Stuckler and Basu recommend the creation of an “Office of Health Responsibility,” which would be charged with analyzing the impact on health of different economic policies. (Imagine the disclaimers: “This tax cut may be hazardous to your health.”) It’s a refreshing, if wonky, idea—but economic policies are not forged in a scientific vacuum in which “clinical trials” can be used to determine what we do. They are inextricable from ideology and from politics itself.

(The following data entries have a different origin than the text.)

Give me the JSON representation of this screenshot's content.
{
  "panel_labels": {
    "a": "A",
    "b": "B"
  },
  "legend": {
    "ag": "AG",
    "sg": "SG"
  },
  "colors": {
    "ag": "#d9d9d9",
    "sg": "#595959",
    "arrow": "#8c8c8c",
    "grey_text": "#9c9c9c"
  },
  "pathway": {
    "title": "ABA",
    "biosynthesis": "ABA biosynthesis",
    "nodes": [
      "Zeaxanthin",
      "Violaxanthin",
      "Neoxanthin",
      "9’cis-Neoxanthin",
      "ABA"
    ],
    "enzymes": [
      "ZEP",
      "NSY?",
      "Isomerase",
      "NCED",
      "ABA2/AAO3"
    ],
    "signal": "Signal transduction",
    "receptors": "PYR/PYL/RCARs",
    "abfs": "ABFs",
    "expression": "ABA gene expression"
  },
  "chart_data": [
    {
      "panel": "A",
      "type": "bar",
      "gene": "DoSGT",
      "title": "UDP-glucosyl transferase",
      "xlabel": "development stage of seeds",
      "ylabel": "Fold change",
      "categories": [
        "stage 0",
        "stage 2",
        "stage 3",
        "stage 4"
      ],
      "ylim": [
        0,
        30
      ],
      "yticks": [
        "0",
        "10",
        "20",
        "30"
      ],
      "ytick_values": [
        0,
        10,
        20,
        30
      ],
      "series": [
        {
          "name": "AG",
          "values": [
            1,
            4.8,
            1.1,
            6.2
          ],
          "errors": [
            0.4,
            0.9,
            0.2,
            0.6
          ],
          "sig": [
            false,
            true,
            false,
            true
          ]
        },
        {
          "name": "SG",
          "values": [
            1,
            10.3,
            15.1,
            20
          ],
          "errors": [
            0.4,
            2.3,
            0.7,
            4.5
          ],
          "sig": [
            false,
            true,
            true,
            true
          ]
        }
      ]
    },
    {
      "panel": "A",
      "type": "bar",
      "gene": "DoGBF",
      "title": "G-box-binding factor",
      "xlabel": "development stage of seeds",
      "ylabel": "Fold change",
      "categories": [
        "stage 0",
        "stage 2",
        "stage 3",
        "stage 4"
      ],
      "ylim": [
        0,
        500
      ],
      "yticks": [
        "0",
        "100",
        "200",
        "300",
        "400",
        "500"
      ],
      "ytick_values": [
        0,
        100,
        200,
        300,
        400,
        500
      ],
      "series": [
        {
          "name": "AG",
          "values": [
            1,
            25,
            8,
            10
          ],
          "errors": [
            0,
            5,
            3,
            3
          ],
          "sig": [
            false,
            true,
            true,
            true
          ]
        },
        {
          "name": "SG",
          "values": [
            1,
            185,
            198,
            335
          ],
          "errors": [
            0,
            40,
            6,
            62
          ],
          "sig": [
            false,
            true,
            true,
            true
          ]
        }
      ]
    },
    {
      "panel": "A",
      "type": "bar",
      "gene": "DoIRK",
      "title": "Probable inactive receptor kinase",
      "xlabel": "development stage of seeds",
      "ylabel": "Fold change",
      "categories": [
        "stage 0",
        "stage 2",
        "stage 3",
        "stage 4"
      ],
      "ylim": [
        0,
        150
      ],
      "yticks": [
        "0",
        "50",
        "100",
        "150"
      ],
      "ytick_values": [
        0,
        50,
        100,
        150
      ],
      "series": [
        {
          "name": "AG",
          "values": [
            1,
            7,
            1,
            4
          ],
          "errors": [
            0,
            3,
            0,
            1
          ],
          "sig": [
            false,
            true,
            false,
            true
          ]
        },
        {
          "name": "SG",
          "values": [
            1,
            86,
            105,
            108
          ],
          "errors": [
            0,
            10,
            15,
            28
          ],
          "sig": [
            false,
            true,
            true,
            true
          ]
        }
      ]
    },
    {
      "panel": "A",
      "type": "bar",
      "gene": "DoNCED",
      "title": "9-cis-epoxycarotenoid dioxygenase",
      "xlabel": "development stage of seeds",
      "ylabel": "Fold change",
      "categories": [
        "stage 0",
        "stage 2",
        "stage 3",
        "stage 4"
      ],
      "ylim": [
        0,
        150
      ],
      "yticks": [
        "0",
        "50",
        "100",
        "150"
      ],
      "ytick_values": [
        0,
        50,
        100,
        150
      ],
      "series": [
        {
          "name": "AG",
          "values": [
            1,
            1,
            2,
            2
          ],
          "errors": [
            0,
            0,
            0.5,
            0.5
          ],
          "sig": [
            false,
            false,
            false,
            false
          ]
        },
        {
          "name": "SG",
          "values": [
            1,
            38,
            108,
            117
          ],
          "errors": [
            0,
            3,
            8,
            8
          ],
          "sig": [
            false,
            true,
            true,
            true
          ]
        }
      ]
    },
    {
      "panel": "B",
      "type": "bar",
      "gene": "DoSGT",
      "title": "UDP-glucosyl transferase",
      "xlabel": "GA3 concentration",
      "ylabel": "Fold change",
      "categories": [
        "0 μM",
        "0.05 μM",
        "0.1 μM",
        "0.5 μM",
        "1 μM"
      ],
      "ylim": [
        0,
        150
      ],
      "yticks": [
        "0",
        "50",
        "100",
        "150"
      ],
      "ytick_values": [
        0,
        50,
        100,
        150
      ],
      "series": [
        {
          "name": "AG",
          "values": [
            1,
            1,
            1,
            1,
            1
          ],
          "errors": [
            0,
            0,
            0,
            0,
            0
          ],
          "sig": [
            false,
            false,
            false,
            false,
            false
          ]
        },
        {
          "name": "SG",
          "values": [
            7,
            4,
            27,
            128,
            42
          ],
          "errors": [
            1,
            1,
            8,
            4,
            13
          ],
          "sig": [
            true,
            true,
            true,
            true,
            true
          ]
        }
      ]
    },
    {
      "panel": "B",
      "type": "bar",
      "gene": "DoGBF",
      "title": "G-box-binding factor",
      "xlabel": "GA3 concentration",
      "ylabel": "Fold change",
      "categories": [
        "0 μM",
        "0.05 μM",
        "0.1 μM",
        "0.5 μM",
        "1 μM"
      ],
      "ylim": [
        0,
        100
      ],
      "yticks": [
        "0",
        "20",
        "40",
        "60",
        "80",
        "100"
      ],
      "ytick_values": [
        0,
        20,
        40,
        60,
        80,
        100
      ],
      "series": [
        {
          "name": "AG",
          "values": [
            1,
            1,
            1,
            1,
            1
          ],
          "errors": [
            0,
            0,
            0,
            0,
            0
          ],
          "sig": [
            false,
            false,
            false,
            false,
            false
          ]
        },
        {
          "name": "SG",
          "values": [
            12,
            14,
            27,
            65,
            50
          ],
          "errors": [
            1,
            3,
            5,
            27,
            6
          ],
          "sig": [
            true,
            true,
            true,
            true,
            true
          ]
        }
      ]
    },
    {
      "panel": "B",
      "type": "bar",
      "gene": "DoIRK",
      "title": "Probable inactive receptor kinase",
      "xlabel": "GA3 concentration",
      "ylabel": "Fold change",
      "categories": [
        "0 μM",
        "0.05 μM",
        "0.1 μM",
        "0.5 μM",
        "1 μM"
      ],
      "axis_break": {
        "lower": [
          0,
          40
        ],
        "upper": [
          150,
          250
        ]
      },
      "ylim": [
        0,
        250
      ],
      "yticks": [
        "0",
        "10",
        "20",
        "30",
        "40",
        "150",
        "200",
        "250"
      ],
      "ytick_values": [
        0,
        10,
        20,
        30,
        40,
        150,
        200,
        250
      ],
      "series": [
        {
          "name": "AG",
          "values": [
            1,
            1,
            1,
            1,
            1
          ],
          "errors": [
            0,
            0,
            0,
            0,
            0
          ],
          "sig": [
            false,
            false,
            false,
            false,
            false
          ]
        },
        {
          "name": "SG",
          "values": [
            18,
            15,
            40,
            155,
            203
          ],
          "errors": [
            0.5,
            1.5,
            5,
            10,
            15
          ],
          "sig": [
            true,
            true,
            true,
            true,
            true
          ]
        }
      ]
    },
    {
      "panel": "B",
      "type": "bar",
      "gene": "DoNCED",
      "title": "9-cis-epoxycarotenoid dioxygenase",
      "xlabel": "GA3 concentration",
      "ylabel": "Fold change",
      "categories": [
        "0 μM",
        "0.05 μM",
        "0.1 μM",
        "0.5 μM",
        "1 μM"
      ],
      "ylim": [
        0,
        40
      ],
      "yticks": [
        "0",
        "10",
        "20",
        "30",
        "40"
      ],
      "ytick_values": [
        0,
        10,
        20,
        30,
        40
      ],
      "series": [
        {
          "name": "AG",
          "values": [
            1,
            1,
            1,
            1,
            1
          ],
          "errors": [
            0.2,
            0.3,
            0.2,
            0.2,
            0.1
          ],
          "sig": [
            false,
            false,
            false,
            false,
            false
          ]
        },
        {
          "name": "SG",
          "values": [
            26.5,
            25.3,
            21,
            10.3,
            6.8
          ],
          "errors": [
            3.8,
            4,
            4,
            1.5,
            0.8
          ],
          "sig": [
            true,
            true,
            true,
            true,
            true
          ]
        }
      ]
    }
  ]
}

And this is perhaps the most notable aspect of The Body Economic: The book itself seems part of a rising political movement. Austerity economics has lately suffered some hard knocks, especially the now-infamous Excel coding error by Harvard economists Carmen Reinhart and Kenneth Rogoff that caused them to dramatically overstate the extent to which public debt reduces economic growth. Tentatively, perhaps, a new philosophical and political approach toward government spending is starting to emerge. The political edifice that supports austerity will not collapse quickly or easily. But the appearance of The Body Economic suggests that a new intellectual space is being carved out, however slowly. Austerity, after all, is not only a policy agenda but a mind-set—a decision to limit the social imagination. After several decades in its thrall, maybe the world is starting to open up again.
Kim Phillips-Fein teaches American history at the Gallatin School of Individualized Study at New York University and is working on a book about the New York City fiscal crisis of the 1970s.